En fait, le groupe a poussé au maximum le contraste qui avait présidé à la construction du tube Marcia Baïla, qui les avait révélés quatre ans plus tôt : une musique enjouée mais des paroles terribles.
Un des titres les plus personnels du duo
Le Petit Train est sans doute un des titres les plus personnels des Rita, puisqu’il évoque la déportation dont le père de la chanteuse, Sam Ringer, un artiste peintre juif polonais, a été victime.
Premier prix de dessin de l’Académie des beaux-arts de Cracovie en 1939, il est réquisitionné l’année d’après pour la construction du camp d’Auschwitz, avant d’être déporté à Annaberg, puis dans neuf camps, dont Buchenwald. N’ayant jamais cessé de dessiner malgré les difficultés, il sera finalement libéré par les Russes de celui de Theresienstadt où il avait atterri en 1945.
La petite Catherine, née en 1957 à Suresnes, n’a rien vécu de tout ça mais la mémoire familiale reste… Elle consacrera d’ailleurs en 2000 une chanson à son père, C’était un homme, qui raconte comment l’art peut entretenir l’espoir, car « toujours lui est resté le sens de la beauté ».
C’est un peu de cela qui anime les Rita Mitsouko avec le morceau qui nous intéresse.
D’ailleurs, le père du guitariste Fred Chichin était lui aussi artiste peintre. Militant communiste, il avait créé le magazine Miroir du cinéma (dans lequel il écrivait sous le nom de Jean-Louis Pays)…
Inspiré d’un titre de Marc Fontenoy écrit en 1952
Le duo s’est inspiré d’un titre de 1952 écrit par Marc Fontenoy, dans lequel il y a ces paroles : « Un p’tit train s’en va dans la campagne. Un p’tit train s’en va de bon matin », etc., avant de finir « vers le tas de ferraille ». Prémonitoire, même si chez les Rita ce sont les passagers qui filent vers un funeste destin. Ils ne le savent pas encore, même si le « serpentin de bois et de ferraille » est couleur « rouille et vert-de-gris », couleurs de mauvais augure…
Le clip, à première vue loufoque, est en fait assez éloquent. Les premières images montrent sur fond noir des visages dorés (l’obsession du juif fortuné), avant qu’une sarabande entraîne des danseurs richement vêtus, à la manière tzigane (un autre peuple qui a subi un génocide).
Une ambiance joyeuse et insouciante, digne d’un film made in Bollywood, de jeunes paysannes qui moissonnent et « rient parfois jusqu’aux larmes en rêvant à leurs amants », de « vaches (qui) ont fait des hectolitres de lait »… Tableau champêtre qui va être perturbé par des éléments inquiétants.

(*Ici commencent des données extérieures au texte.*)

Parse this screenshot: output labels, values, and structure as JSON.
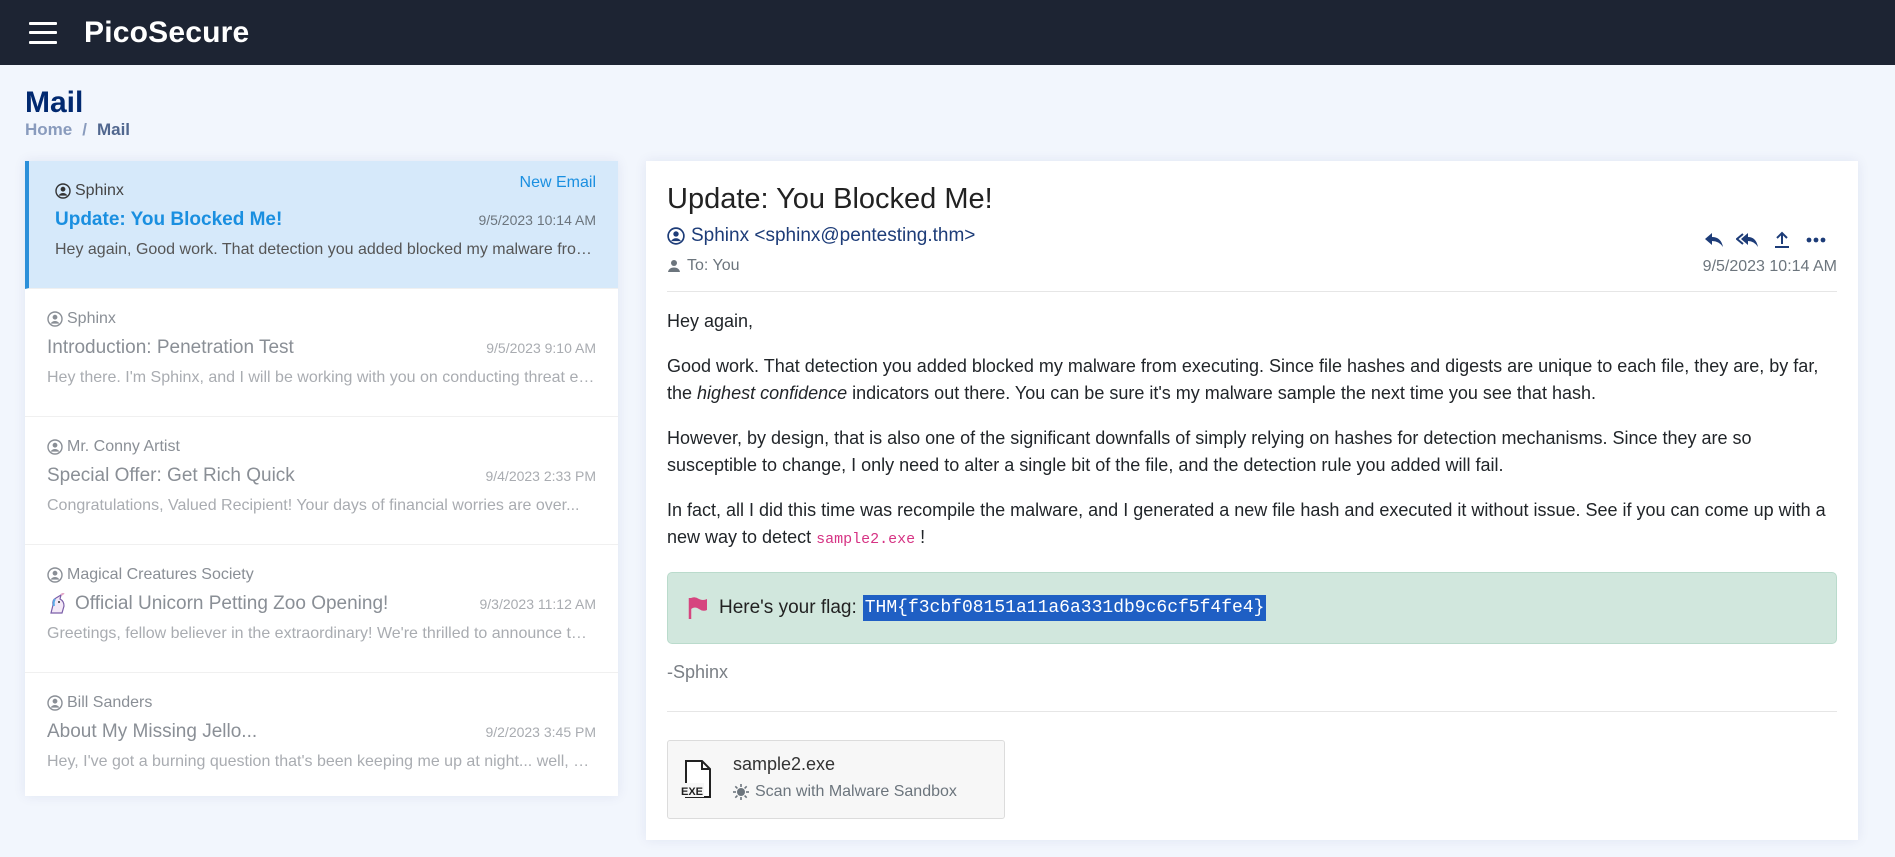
{
  "app": {
    "brand": "PicoSecure"
  },
  "page": {
    "title": "Mail",
    "breadcrumb": [
      "Home",
      "Mail"
    ]
  },
  "mail_list": [
    {
      "from": "Sphinx",
      "subject": "Update: You Blocked Me!",
      "date": "9/5/2023 10:14 AM",
      "preview": "Hey again, Good work. That detection you added blocked my malware from executing. Since file hashes and digests are unique to each file...",
      "badge": "New Email",
      "active": true
    },
    {
      "from": "Sphinx",
      "subject": "Introduction: Penetration Test",
      "date": "9/5/2023 9:10 AM",
      "preview": "Hey there. I'm Sphinx, and I will be working with you on conducting threat emulation during this penetration test..."
    },
    {
      "from": "Mr. Conny Artist",
      "subject": "Special Offer: Get Rich Quick",
      "date": "9/4/2023 2:33 PM",
      "preview": "Congratulations, Valued Recipient! Your days of financial worries are over..."
    },
    {
      "from": "Magical Creatures Society",
      "subject": "Official Unicorn Petting Zoo Opening!",
      "subject_icon": "unicorn-icon",
      "date": "9/3/2023 11:12 AM",
      "preview": "Greetings, fellow believer in the extraordinary! We're thrilled to announce the grand opening..."
    },
    {
      "from": "Bill Sanders",
      "subject": "About My Missing Jello...",
      "date": "9/2/2023 3:45 PM",
      "preview": "Hey, I've got a burning question that's been keeping me up at night... well, more like a wobbly question"
    }
  ],
  "reader": {
    "subject": "Update: You Blocked Me!",
    "from": "Sphinx <sphinx@pentesting.thm>",
    "to": "To: You",
    "date": "9/5/2023 10:14 AM",
    "greeting": "Hey again,",
    "p1_a": "Good work. That detection you added blocked my malware from executing. Since file hashes and digests are unique to each file, they are, by far, the ",
    "p1_em": "highest confidence",
    "p1_b": " indicators out there. You can be sure it's my malware sample the next time you see that hash.",
    "p2": "However, by design, that is also one of the significant downfalls of simply relying on hashes for detection mechanisms. Since they are so susceptible to change, I only need to alter a single bit of the file, and the detection rule you added will fail.",
    "p3_a": "In fact, all I did this time was recompile the malware, and I generated a new file hash and executed it without issue. See if you can come up with a new way to detect ",
    "p3_code": "sample2.exe",
    "p3_b": " !",
    "flag_label": "Here's your flag:",
    "flag_value": "THM{f3cbf08151a11a6a331db9c6cf5f4fe4}",
    "signature": "-Sphinx",
    "attachment": {
      "name": "sample2.exe",
      "type_label": "EXE",
      "action": "Scan with Malware Sandbox"
    }
  },
  "colors": {
    "topbar": "#1d2433",
    "accent": "#1a8fe0",
    "title": "#012970",
    "flag_bg": "#d1e7dd",
    "flag_icon": "#d63384"
  }
}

Un cri semblable au tableau de Munch
« Petit train, où t’en vas-tu ? Train de la mort, mais que fais-tu ? » Questionnement renforcé par cette évocation de l’école expressionniste allemande des années 1920, ces peintres rescapés de la Grande Guerre montrant des images de cauchemar de visages et de corps déformés, que les nazis ont pourchassé et dont ils ont interdit les œuvres jugées « dégénérées » : sur le visage de Fred Chichin se juxtapose celui, fantomatique, de la chanteuse, dans un cri semblable au tableau de Munch.
Cette séquence marque le tournant de la chanson.

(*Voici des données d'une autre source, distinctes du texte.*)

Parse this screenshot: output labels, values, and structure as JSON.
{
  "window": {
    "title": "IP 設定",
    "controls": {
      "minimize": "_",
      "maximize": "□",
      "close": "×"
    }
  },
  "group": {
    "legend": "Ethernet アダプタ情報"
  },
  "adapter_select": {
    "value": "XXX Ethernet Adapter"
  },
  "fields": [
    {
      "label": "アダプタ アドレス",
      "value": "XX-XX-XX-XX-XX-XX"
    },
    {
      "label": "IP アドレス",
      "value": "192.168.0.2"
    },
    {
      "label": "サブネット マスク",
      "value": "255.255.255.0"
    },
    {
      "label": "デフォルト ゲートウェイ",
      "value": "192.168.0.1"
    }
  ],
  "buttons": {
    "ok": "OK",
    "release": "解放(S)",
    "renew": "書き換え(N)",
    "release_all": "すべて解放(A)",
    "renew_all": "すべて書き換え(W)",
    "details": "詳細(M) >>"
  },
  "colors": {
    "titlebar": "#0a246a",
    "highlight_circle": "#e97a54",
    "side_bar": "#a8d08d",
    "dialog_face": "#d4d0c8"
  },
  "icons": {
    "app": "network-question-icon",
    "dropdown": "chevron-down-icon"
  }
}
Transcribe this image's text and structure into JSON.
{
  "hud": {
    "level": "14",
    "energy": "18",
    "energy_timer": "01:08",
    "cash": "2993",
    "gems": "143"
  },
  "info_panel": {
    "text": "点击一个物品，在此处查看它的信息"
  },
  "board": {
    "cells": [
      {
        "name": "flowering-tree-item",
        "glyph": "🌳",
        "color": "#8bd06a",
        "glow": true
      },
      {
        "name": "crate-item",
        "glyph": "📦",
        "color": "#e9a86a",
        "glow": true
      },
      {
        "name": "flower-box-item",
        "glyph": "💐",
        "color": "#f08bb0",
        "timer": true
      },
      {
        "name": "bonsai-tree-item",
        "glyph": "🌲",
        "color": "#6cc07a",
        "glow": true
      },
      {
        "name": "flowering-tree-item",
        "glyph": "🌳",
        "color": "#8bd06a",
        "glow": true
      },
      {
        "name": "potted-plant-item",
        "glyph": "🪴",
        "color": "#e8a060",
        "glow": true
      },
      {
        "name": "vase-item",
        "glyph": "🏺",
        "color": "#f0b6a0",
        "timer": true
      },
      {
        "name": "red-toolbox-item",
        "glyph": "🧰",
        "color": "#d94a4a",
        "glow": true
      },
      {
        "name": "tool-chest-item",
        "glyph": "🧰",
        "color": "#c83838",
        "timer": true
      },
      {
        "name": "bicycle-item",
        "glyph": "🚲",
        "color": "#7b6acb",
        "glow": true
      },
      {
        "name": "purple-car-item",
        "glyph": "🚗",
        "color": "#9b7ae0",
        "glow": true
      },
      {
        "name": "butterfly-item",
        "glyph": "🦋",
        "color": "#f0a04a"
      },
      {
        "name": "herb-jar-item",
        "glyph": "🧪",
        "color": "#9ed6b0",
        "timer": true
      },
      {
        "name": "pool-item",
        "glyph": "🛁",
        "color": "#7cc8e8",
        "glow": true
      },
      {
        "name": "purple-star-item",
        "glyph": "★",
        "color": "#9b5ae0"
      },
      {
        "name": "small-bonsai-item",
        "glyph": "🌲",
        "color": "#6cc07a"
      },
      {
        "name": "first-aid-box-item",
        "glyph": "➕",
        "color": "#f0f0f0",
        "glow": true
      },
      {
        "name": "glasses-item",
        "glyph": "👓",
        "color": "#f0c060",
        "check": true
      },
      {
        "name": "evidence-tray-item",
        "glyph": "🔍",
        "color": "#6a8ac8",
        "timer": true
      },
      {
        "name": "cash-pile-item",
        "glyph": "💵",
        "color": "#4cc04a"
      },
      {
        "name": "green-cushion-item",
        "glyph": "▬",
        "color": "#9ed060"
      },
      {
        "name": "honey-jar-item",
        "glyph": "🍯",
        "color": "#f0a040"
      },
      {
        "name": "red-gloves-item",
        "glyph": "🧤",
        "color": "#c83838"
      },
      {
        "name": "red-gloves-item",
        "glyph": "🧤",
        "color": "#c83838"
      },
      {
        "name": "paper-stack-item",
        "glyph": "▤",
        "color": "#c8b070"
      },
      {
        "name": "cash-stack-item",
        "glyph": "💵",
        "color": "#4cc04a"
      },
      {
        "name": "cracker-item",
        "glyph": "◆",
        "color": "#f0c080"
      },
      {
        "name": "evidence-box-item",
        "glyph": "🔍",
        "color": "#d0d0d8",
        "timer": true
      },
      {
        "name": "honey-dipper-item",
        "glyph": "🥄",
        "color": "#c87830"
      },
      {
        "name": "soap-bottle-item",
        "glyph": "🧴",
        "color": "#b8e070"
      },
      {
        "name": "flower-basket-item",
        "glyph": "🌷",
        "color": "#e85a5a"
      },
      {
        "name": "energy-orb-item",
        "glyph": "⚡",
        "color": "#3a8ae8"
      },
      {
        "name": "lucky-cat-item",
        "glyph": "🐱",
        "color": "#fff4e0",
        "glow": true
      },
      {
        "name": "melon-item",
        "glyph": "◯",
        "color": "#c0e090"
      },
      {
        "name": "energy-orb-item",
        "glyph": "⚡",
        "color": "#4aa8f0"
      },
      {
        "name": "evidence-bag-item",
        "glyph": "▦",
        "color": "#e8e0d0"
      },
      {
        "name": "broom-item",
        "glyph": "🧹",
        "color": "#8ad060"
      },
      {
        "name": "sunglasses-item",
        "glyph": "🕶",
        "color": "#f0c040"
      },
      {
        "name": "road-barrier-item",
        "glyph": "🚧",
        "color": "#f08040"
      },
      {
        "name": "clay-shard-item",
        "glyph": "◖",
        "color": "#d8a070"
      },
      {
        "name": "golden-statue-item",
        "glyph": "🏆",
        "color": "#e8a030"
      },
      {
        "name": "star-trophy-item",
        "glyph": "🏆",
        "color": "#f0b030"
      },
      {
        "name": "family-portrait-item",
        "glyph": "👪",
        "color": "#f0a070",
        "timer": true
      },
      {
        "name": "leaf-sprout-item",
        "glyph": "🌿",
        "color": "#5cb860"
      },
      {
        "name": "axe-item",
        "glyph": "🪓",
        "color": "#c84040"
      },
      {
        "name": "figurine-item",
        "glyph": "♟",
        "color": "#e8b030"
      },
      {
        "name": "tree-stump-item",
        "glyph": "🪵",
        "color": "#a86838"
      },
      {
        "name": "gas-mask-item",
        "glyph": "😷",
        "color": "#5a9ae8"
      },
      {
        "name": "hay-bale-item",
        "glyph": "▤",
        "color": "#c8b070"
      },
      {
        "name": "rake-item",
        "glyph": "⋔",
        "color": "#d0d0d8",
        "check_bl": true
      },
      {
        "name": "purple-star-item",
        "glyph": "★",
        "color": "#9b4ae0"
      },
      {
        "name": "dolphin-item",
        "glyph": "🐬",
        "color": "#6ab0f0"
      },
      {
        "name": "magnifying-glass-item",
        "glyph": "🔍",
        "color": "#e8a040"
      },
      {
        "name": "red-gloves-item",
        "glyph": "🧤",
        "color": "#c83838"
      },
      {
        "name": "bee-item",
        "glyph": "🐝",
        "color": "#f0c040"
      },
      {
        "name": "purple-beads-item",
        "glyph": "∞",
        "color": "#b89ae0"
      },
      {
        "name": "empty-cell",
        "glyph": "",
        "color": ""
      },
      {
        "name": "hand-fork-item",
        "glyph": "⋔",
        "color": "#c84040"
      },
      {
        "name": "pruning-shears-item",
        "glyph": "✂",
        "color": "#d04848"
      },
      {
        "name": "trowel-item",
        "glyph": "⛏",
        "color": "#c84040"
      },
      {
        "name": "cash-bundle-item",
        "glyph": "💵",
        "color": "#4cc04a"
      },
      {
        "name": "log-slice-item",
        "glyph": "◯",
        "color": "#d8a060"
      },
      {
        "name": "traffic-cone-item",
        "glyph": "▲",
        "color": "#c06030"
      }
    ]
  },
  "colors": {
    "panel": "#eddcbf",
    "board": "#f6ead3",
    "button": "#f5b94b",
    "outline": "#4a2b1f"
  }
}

« Ce train n’est pas aussi bucolique que ce que les premiers vers pouvaient nous laisser croire », analyse l’association Zebrock.

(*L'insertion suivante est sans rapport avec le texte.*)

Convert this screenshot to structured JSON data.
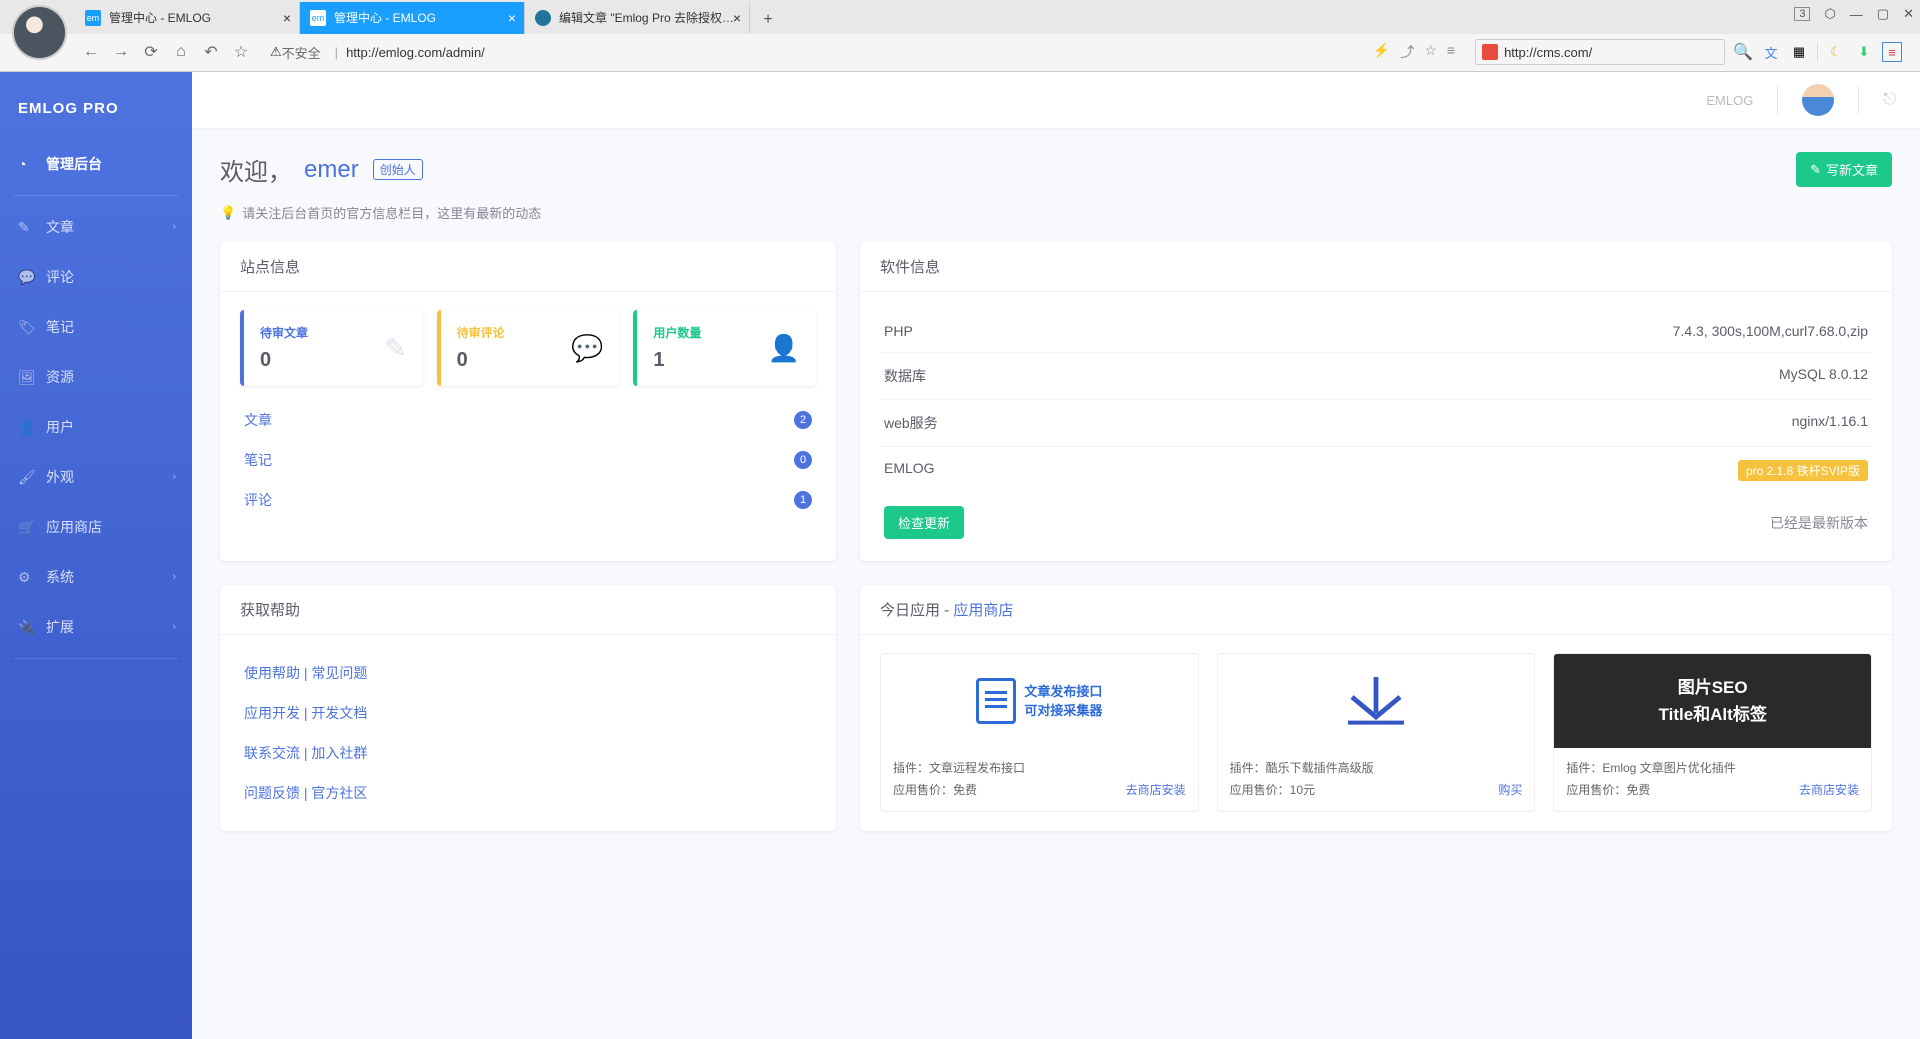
{
  "browser": {
    "tabs": [
      {
        "title": "管理中心 - EMLOG",
        "favicon": "em"
      },
      {
        "title": "管理中心 - EMLOG",
        "favicon": "em",
        "active": true
      },
      {
        "title": "编辑文章 \"Emlog Pro 去除授权…",
        "favicon": "wp"
      }
    ],
    "tab_count_badge": "3",
    "url_insecure": "不安全",
    "url": "http://emlog.com/admin/",
    "ext_url": "http://cms.com/"
  },
  "sidebar": {
    "brand": "EMLOG PRO",
    "items": [
      {
        "icon": "◔",
        "label": "管理后台",
        "active": true
      },
      {
        "icon": "✎",
        "label": "文章",
        "chev": true
      },
      {
        "icon": "💬",
        "label": "评论"
      },
      {
        "icon": "🏷",
        "label": "笔记"
      },
      {
        "icon": "🖼",
        "label": "资源"
      },
      {
        "icon": "👤",
        "label": "用户"
      },
      {
        "icon": "🖌",
        "label": "外观",
        "chev": true
      },
      {
        "icon": "🛒",
        "label": "应用商店"
      },
      {
        "icon": "⚙",
        "label": "系统",
        "chev": true
      },
      {
        "icon": "🔌",
        "label": "扩展",
        "chev": true
      }
    ]
  },
  "topbar": {
    "user": "EMLOG"
  },
  "page": {
    "welcome_prefix": "欢迎，",
    "username": "emer",
    "role": "创始人",
    "write_btn": "写新文章",
    "tip": "请关注后台首页的官方信息栏目，这里有最新的动态"
  },
  "site_info": {
    "title": "站点信息",
    "stats": [
      {
        "label": "待审文章",
        "value": "0",
        "color": "blue",
        "icon": "✎"
      },
      {
        "label": "待审评论",
        "value": "0",
        "color": "yellow",
        "icon": "💬"
      },
      {
        "label": "用户数量",
        "value": "1",
        "color": "green",
        "icon": "👤"
      }
    ],
    "list": [
      {
        "label": "文章",
        "count": "2"
      },
      {
        "label": "笔记",
        "count": "0"
      },
      {
        "label": "评论",
        "count": "1"
      }
    ]
  },
  "software": {
    "title": "软件信息",
    "rows": [
      {
        "k": "PHP",
        "v": "7.4.3, 300s,100M,curl7.68.0,zip"
      },
      {
        "k": "数据库",
        "v": "MySQL 8.0.12"
      },
      {
        "k": "web服务",
        "v": "nginx/1.16.1"
      },
      {
        "k": "EMLOG",
        "v": "pro 2.1.8 铁杆SVIP版",
        "badge": true
      }
    ],
    "check_btn": "检查更新",
    "update_status": "已经是最新版本"
  },
  "help": {
    "title": "获取帮助",
    "links": [
      "使用帮助 | 常见问题",
      "应用开发 | 开发文档",
      "联系交流 | 加入社群",
      "问题反馈 | 官方社区"
    ]
  },
  "apps": {
    "title_prefix": "今日应用 - ",
    "store_link": "应用商店",
    "items": [
      {
        "thumb_line1": "文章发布接口",
        "thumb_line2": "可对接采集器",
        "name": "插件：文章远程发布接口",
        "price": "应用售价：免费",
        "action": "去商店安装"
      },
      {
        "name": "插件：酷乐下载插件高级版",
        "price": "应用售价：10元",
        "action": "购买"
      },
      {
        "thumb_line1": "图片SEO",
        "thumb_line2": "Title和Alt标签",
        "name": "插件：Emlog 文章图片优化插件",
        "price": "应用售价：免费",
        "action": "去商店安装"
      }
    ]
  }
}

« La danse qui s’ensuit nous éclaire : les danseuses s’approchent d’une clôture barbelée, comme celles des camps de la mort. »
Catherine Ringer chante : « Personne ne sait ce qui s’y fait, personne ne croit, il faut qu’ils voient… »
Les derniers couplets seront plus explicites, évoquant « les enfants » et « les grands-parents » : « Petit train, conduis-les aux flammes ».
On sait depuis où ce train emmenait ces millions d’humains.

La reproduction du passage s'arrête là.